На следующий день старший садовник, который у турок почему-то считался старшим над всеми слугами, сообщил, что жалованье от казны ему больше выплачиваться не будет, а ему по приказу великого визиря надлежит переехать из дворцовых покоев в комнаты попроще. Тимофей понял — надо бежать!
…Имущества у беглеца немного. Пожалуй, только то, что на себе, да то, что уместится в заплечном мешке. В здешних местах, правда, с мешками за плечами не ходят, предпочитая их двум торбам — одна спереди, а вторая — сзади. А торба, та, что сзади, бьет по заднице…
Тимофей решил прихватить с собой «Родословие князей…», карту Османской империи (вещь полезная в дороге!) да немного еды — десяток черствых просяных лепешек (откладывал несколько дней), пару копченых рыбин, десяток луковиц да соленый сыр. Но все равно, вместе со сменой белья да разными мелочами, включая деньги, набрался целый мешок. Пришлось еще взять два бурдюка с водой. Уже не в первый раз вспомнил недобрым словом Василия Лупу (волчара поганый!),[54] по чьему приказу у него отобрали драгоценную саблю, отбитую у разбойников. Осмотрел нож.

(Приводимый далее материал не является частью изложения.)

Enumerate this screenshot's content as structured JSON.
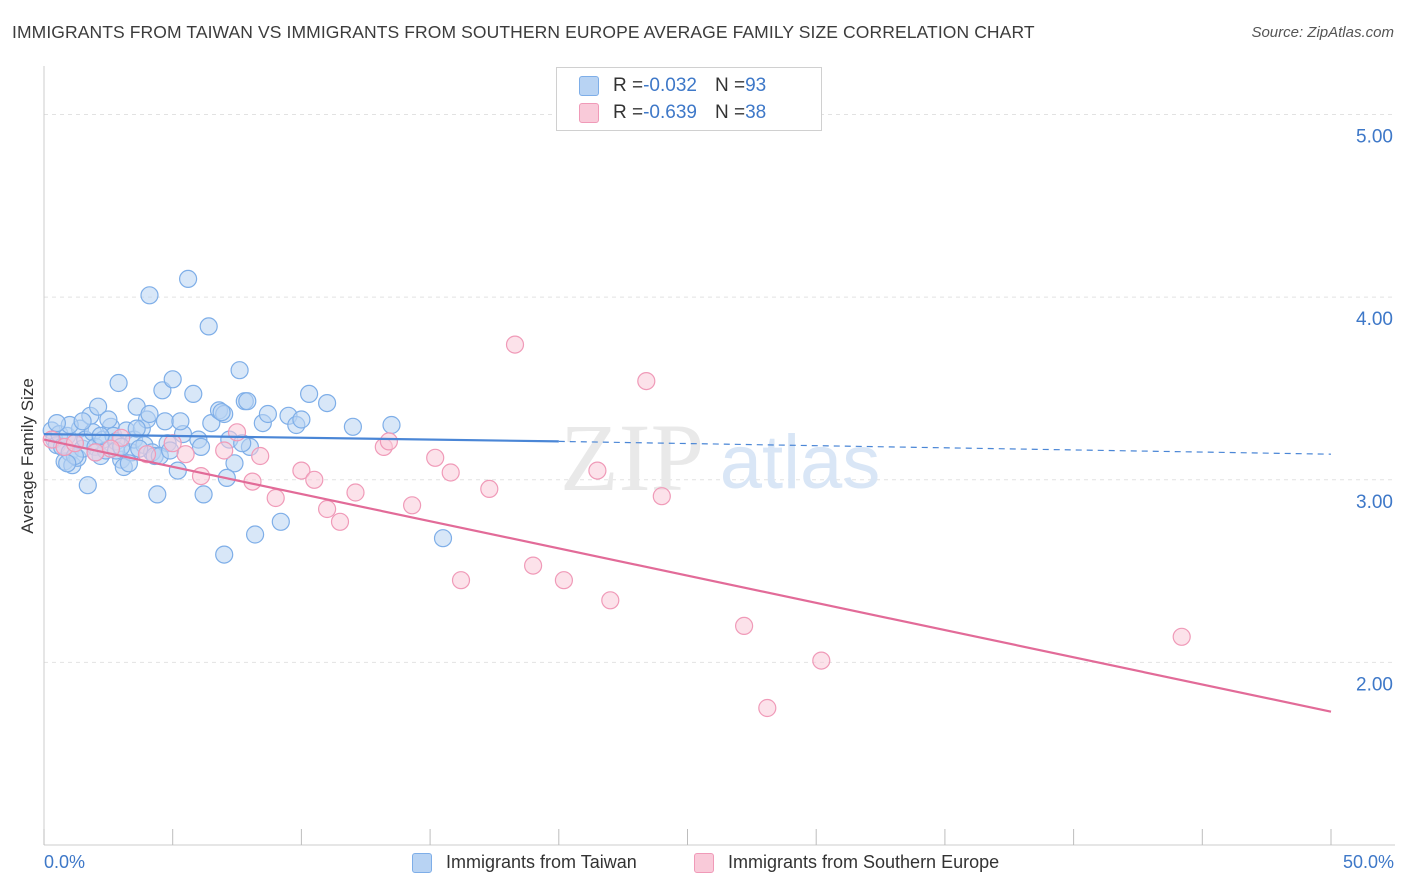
{
  "title": "IMMIGRANTS FROM TAIWAN VS IMMIGRANTS FROM SOUTHERN EUROPE AVERAGE FAMILY SIZE CORRELATION CHART",
  "source": "Source: ZipAtlas.com",
  "watermark": {
    "zip": "ZIP",
    "atlas": "atlas"
  },
  "legend": {
    "rows": [
      {
        "r_label": "R = ",
        "r_value": "-0.032",
        "n_label": "N = ",
        "n_value": "93",
        "color": "#7eaee8",
        "fill": "#b8d3f3"
      },
      {
        "r_label": "R = ",
        "r_value": "-0.639",
        "n_label": "N = ",
        "n_value": "38",
        "color": "#f09ab8",
        "fill": "#f9cad9"
      }
    ]
  },
  "chart_data": {
    "type": "scatter",
    "title": "IMMIGRANTS FROM TAIWAN VS IMMIGRANTS FROM SOUTHERN EUROPE AVERAGE FAMILY SIZE CORRELATION CHART",
    "xlabel": "",
    "ylabel": "Average Family Size",
    "xlim": [
      0,
      50
    ],
    "ylim": [
      1.0,
      5.2
    ],
    "x_tick_labels": {
      "left": "0.0%",
      "right": "50.0%"
    },
    "y_ticks": [
      {
        "value": 5.0,
        "label": "5.00"
      },
      {
        "value": 4.0,
        "label": "4.00"
      },
      {
        "value": 3.0,
        "label": "3.00"
      },
      {
        "value": 2.0,
        "label": "2.00"
      }
    ],
    "series": [
      {
        "name": "Immigrants from Taiwan",
        "color": "#4a86d6",
        "fill": "#b8d3f3",
        "stroke": "#7eaee8",
        "trend": {
          "x0": 0,
          "y0": 3.25,
          "x1": 20,
          "y1": 3.21,
          "dash_to_x": 50,
          "dash_to_y": 3.14
        },
        "points": [
          [
            0.3,
            3.27
          ],
          [
            0.4,
            3.22
          ],
          [
            0.5,
            3.19
          ],
          [
            0.6,
            3.25
          ],
          [
            0.7,
            3.18
          ],
          [
            0.8,
            3.1
          ],
          [
            0.9,
            3.24
          ],
          [
            1.0,
            3.15
          ],
          [
            1.1,
            3.08
          ],
          [
            1.2,
            3.2
          ],
          [
            1.3,
            3.12
          ],
          [
            1.4,
            3.28
          ],
          [
            1.5,
            3.17
          ],
          [
            1.6,
            3.22
          ],
          [
            1.7,
            2.97
          ],
          [
            1.8,
            3.35
          ],
          [
            1.9,
            3.26
          ],
          [
            2.0,
            3.18
          ],
          [
            2.1,
            3.4
          ],
          [
            2.2,
            3.13
          ],
          [
            2.3,
            3.22
          ],
          [
            2.4,
            3.16
          ],
          [
            2.6,
            3.29
          ],
          [
            2.7,
            3.24
          ],
          [
            2.8,
            3.21
          ],
          [
            2.9,
            3.53
          ],
          [
            3.0,
            3.11
          ],
          [
            3.1,
            3.07
          ],
          [
            3.2,
            3.27
          ],
          [
            3.4,
            3.15
          ],
          [
            3.5,
            3.22
          ],
          [
            3.6,
            3.4
          ],
          [
            3.8,
            3.28
          ],
          [
            3.9,
            3.19
          ],
          [
            4.0,
            3.33
          ],
          [
            4.1,
            3.36
          ],
          [
            4.2,
            3.15
          ],
          [
            4.4,
            2.92
          ],
          [
            4.6,
            3.49
          ],
          [
            4.7,
            3.32
          ],
          [
            4.8,
            3.2
          ],
          [
            5.0,
            3.55
          ],
          [
            5.2,
            3.05
          ],
          [
            5.4,
            3.25
          ],
          [
            5.6,
            4.1
          ],
          [
            5.8,
            3.47
          ],
          [
            6.0,
            3.22
          ],
          [
            4.3,
            3.13
          ],
          [
            3.3,
            3.09
          ],
          [
            2.5,
            3.33
          ],
          [
            1.0,
            3.3
          ],
          [
            0.5,
            3.31
          ],
          [
            1.5,
            3.32
          ],
          [
            2.0,
            3.15
          ],
          [
            4.1,
            4.01
          ],
          [
            4.5,
            3.13
          ],
          [
            3.7,
            3.17
          ],
          [
            6.2,
            2.92
          ],
          [
            6.5,
            3.31
          ],
          [
            6.8,
            3.38
          ],
          [
            7.0,
            3.36
          ],
          [
            7.2,
            3.22
          ],
          [
            7.4,
            3.09
          ],
          [
            7.6,
            3.6
          ],
          [
            7.8,
            3.43
          ],
          [
            7.9,
            3.43
          ],
          [
            8.2,
            2.7
          ],
          [
            8.5,
            3.31
          ],
          [
            6.4,
            3.84
          ],
          [
            8.7,
            3.36
          ],
          [
            9.2,
            2.77
          ],
          [
            9.5,
            3.35
          ],
          [
            9.8,
            3.3
          ],
          [
            10.3,
            3.47
          ],
          [
            10.0,
            3.33
          ],
          [
            11.0,
            3.42
          ],
          [
            12.0,
            3.29
          ],
          [
            13.5,
            3.3
          ],
          [
            15.5,
            2.68
          ],
          [
            7.0,
            2.59
          ],
          [
            8.0,
            3.18
          ],
          [
            7.1,
            3.01
          ],
          [
            5.3,
            3.32
          ],
          [
            4.9,
            3.16
          ],
          [
            3.6,
            3.28
          ],
          [
            6.1,
            3.18
          ],
          [
            6.9,
            3.37
          ],
          [
            7.7,
            3.2
          ],
          [
            2.8,
            3.16
          ],
          [
            1.2,
            3.13
          ],
          [
            0.9,
            3.09
          ],
          [
            2.2,
            3.24
          ],
          [
            3.0,
            3.18
          ]
        ]
      },
      {
        "name": "Immigrants from Southern Europe",
        "color": "#e26b98",
        "fill": "#f9cad9",
        "stroke": "#f09ab8",
        "trend": {
          "x0": 0,
          "y0": 3.22,
          "x1": 50,
          "y1": 1.73
        },
        "points": [
          [
            0.3,
            3.22
          ],
          [
            0.8,
            3.18
          ],
          [
            1.2,
            3.2
          ],
          [
            2.0,
            3.15
          ],
          [
            3.0,
            3.23
          ],
          [
            4.0,
            3.14
          ],
          [
            5.0,
            3.2
          ],
          [
            5.5,
            3.14
          ],
          [
            6.1,
            3.02
          ],
          [
            7.0,
            3.16
          ],
          [
            7.5,
            3.26
          ],
          [
            8.1,
            2.99
          ],
          [
            8.4,
            3.13
          ],
          [
            9.0,
            2.9
          ],
          [
            10.0,
            3.05
          ],
          [
            10.5,
            3.0
          ],
          [
            11.0,
            2.84
          ],
          [
            11.5,
            2.77
          ],
          [
            12.1,
            2.93
          ],
          [
            13.2,
            3.18
          ],
          [
            13.4,
            3.21
          ],
          [
            14.3,
            2.86
          ],
          [
            15.2,
            3.12
          ],
          [
            15.8,
            3.04
          ],
          [
            16.2,
            2.45
          ],
          [
            17.3,
            2.95
          ],
          [
            18.3,
            3.74
          ],
          [
            19.0,
            2.53
          ],
          [
            20.2,
            2.45
          ],
          [
            21.5,
            3.05
          ],
          [
            22.0,
            2.34
          ],
          [
            23.4,
            3.54
          ],
          [
            24.0,
            2.91
          ],
          [
            27.2,
            2.2
          ],
          [
            28.1,
            1.75
          ],
          [
            30.2,
            2.01
          ],
          [
            44.2,
            2.14
          ],
          [
            2.6,
            3.17
          ]
        ]
      }
    ]
  },
  "bottom_legend": [
    {
      "label": "Immigrants from Taiwan",
      "fill": "#b8d3f3",
      "stroke": "#7eaee8"
    },
    {
      "label": "Immigrants from Southern Europe",
      "fill": "#f9cad9",
      "stroke": "#f09ab8"
    }
  ]
}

Когда-то им зарезали девку, имя которой он уже и забыл. А нож подарил ему пан Юзеф. Поперву Тимоха хотел его выбросить, а потом ничего, привык. Как-то даже резал им хлеб, чистил луковку, и ничего…
Вышли вечером. Племянник старого книжника Ангела — Мирчо, уже бывавший на Святой горе Айон-Орос, что всем русским более известна как Афон, сказал, что дорога займет недели две.

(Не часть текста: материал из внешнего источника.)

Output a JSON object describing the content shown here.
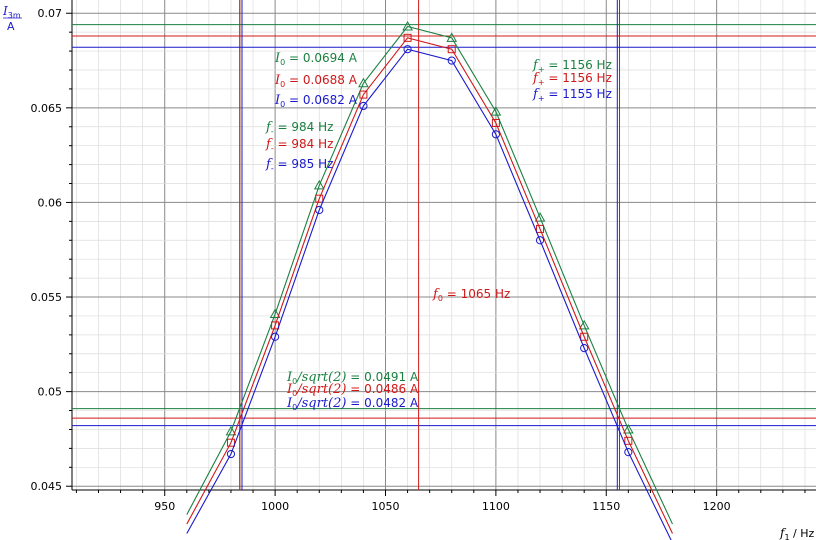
{
  "chart_data": {
    "type": "line",
    "x_axis": {
      "var": "f",
      "sub": "1",
      "unit": "Hz",
      "range": [
        908,
        1245
      ],
      "ticks": [
        950,
        1000,
        1050,
        1100,
        1150,
        1200
      ]
    },
    "y_axis": {
      "var": "I",
      "sub": "3m",
      "unit": "A",
      "range": [
        0.0448,
        0.0707
      ],
      "ticks": [
        0.045,
        0.05,
        0.055,
        0.06,
        0.065,
        0.07
      ],
      "tick_labels": [
        "0.045",
        "0.05",
        "0.055",
        "0.06",
        "0.065",
        "0.07"
      ]
    },
    "grid": true,
    "x": [
      960,
      980,
      1000,
      1020,
      1040,
      1060,
      1080,
      1100,
      1120,
      1140,
      1160,
      1180
    ],
    "series": [
      {
        "color": "#1a8040",
        "marker": "triangle",
        "values": [
          0.0435,
          0.0479,
          0.0541,
          0.0609,
          0.0663,
          0.0693,
          0.0687,
          0.0648,
          0.0592,
          0.0535,
          0.048,
          0.043
        ],
        "I0": "0.0694",
        "f_minus": "984",
        "f_plus": "1156",
        "Isqrt": "0.0491"
      },
      {
        "color": "#d01818",
        "marker": "square",
        "values": [
          0.043,
          0.0473,
          0.0535,
          0.0602,
          0.0657,
          0.0687,
          0.0681,
          0.0642,
          0.0586,
          0.0529,
          0.0474,
          0.0425
        ],
        "I0": "0.0688",
        "f_minus": "984",
        "f_plus": "1156",
        "Isqrt": "0.0486"
      },
      {
        "color": "#1a1acc",
        "marker": "circle",
        "values": [
          0.0425,
          0.0467,
          0.0529,
          0.0596,
          0.0651,
          0.0681,
          0.0675,
          0.0636,
          0.058,
          0.0523,
          0.0468,
          0.042
        ],
        "I0": "0.0682",
        "f_minus": "985",
        "f_plus": "1155",
        "Isqrt": "0.0482"
      }
    ],
    "f0": {
      "value": 1065,
      "text": "1065",
      "color": "#d01818"
    },
    "labels": {
      "f0_var": "f",
      "f0_sub": "0",
      "I0_var": "I",
      "I0_sub": "0",
      "fminus_var": "f",
      "fminus_sub": "-",
      "fplus_var": "f",
      "fplus_sub": "+",
      "sqrt_prefix": "I",
      "sqrt_sub": "0",
      "sqrt_suffix": "/sqrt(2)",
      "eq": "=",
      "unit_A": "A",
      "unit_Hz": "Hz"
    }
  }
}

— Нам только из Стамбула выйти да пригороды пройти, — говорит мальчишка. — А там помогут.
Кто им поможет и как, парень разъяснять не стал. Только коротко сказал, что и в Османской империи до сих пор много тех, кто не принял ислам, оставшись, как и раньше, православными. Зато Мирчо с упоением рассказывал о монастырях полуострова Халкидики:
— Представь себе, Иванко, — помогая себе жестами, говорил он. — Халкидики — райское место. Там и груши растут, и виноград, и апельсины. А прямо из скал ручьи бьют! Там — двадцать святых обителей. Греческие есть, и сербские, и наши, болгарские. Даже грузинская есть.

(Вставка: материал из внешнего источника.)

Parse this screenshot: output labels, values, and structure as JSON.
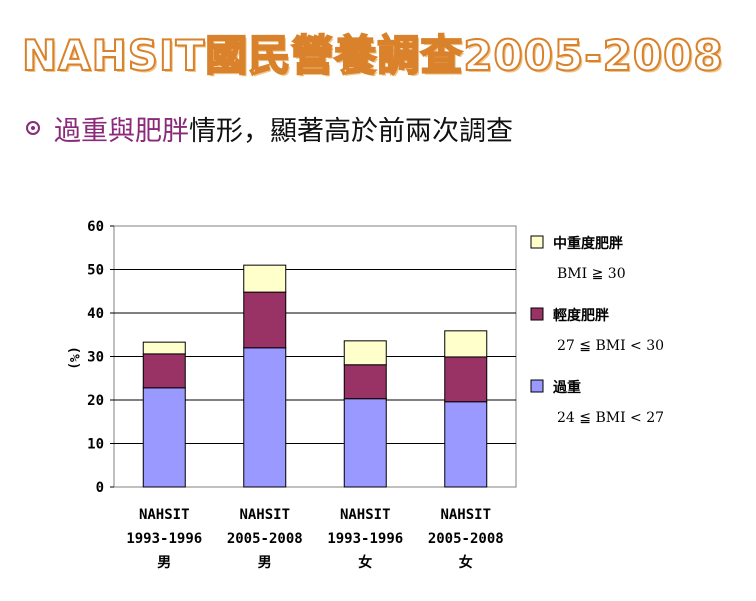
{
  "slide": {
    "title": "NAHSIT國民營養調查2005-2008",
    "bullet": {
      "highlight": "過重與肥胖",
      "rest": "情形，顯著高於前兩次調查"
    }
  },
  "chart_data": {
    "type": "bar",
    "stacked": true,
    "categories": [
      [
        "NAHSIT",
        "1993-1996",
        "男"
      ],
      [
        "NAHSIT",
        "2005-2008",
        "男"
      ],
      [
        "NAHSIT",
        "1993-1996",
        "女"
      ],
      [
        "NAHSIT",
        "2005-2008",
        "女"
      ]
    ],
    "series": [
      {
        "name": "過重",
        "criterion": "24 ≦ BMI < 27",
        "color": "#9999ff",
        "values": [
          22.8,
          32.0,
          20.3,
          19.6
        ]
      },
      {
        "name": "輕度肥胖",
        "criterion": "27 ≦ BMI < 30",
        "color": "#993366",
        "values": [
          7.8,
          12.8,
          7.8,
          10.3
        ]
      },
      {
        "name": "中重度肥胖",
        "criterion": "BMI ≧ 30",
        "color": "#ffffcc",
        "values": [
          2.7,
          6.2,
          5.5,
          6.0
        ]
      }
    ],
    "ylabel": "(%)",
    "ylim": [
      0,
      60
    ],
    "yticks": [
      0,
      10,
      20,
      30,
      40,
      50,
      60
    ],
    "grid": true,
    "legend": "right"
  }
}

— А русская? — поинтересовался Акундинов.
— Конечно. Обитель Святого Пантелеймона, — с удивлением посмотрел на него парнишка. — А ты разве не знал?
— Да нет, знал, конечно, — смутился Тимофей. — Думал, что турки все православные обители позакрывали.
— А к чему их закрывать? — настал черед удивляться парню. — Турки, они к православным-то хорошо относятся. Они говорят, что наша вера — первый шаг к истинной вере. К исламу то есть… Подать плати да джизью плати. В русском монастыре, раз он памяти святого Пантелеймона, — лучшие лекари! А на Айон-Оросе никакая власть, кроме патриарха, не действует. Оттуда тебя только по именному фирману падишаха могут вытребовать. Придешь к настоятелю да и расскажешь все, как есть. Там из России бывают от русского царя посланники да от патриарха Московского. Ежели что, так они тебе и в Россию помогут вернуться…
Тимофей порадовался осведомленности парнишки. Что же, теперь он точно знал, что в обитель Святого Пантелеймона ему лучше не ходить…
Вечером, после скудной трапезы, Мирчо сказал:
— Через два дня до Чорлы дойдем. А там — на побережье да морем… Греков там много. Кто-нибудь да на Айон-Орос пойдет.
— А коли по суше?
— Долго, — объяснил парень. — По горам лазать да в обход — месяца два пройдет. На конях быстрее бы было, но вот… — не стал досказывать Мирчо, но Акундинов и так знал, что неверным в пределах Османской империи ездить верхом на коне нельзя. Равно как носить оружие и одежды желтого и зеленого цветов…
Тимофей при мысли о кораблях содрогнулся. Еще в Стамбуле старый Ангел удивился, что русский не хочет идти в Афон морем. В Грецию корабли ходят по нескольку штук в день. Любая рыбацкая фелюга доставит путников туда, куда укажут, — во Мраморное ли море, в Эгейское ли. А постараться — так и в Средиземное. Не скажешь же, что пока добирался из Варны, куда его отправил молдавский князь-господарь, чуть не помер от морской болезни! Думал, что коли выйти пешком из Стамбула да по суше пройти подольше, то морем придется плыть поменьше… Но все равно без проклятого моря, видимо, не обойтись!
— Спать ложись, — сказал Мирчо, ложась прямо на голых камнях и с головой укрываясь широкой шерстяной накидкой в два цвета — красный и белый. — Разбужу завтра рано!
…Разбудил Тимофея не Мирчо, а тычок в бок. Били чем-то твердым, не иначе — древком копья.
— Вставай! — услышал он голос. — Обратно поедешь.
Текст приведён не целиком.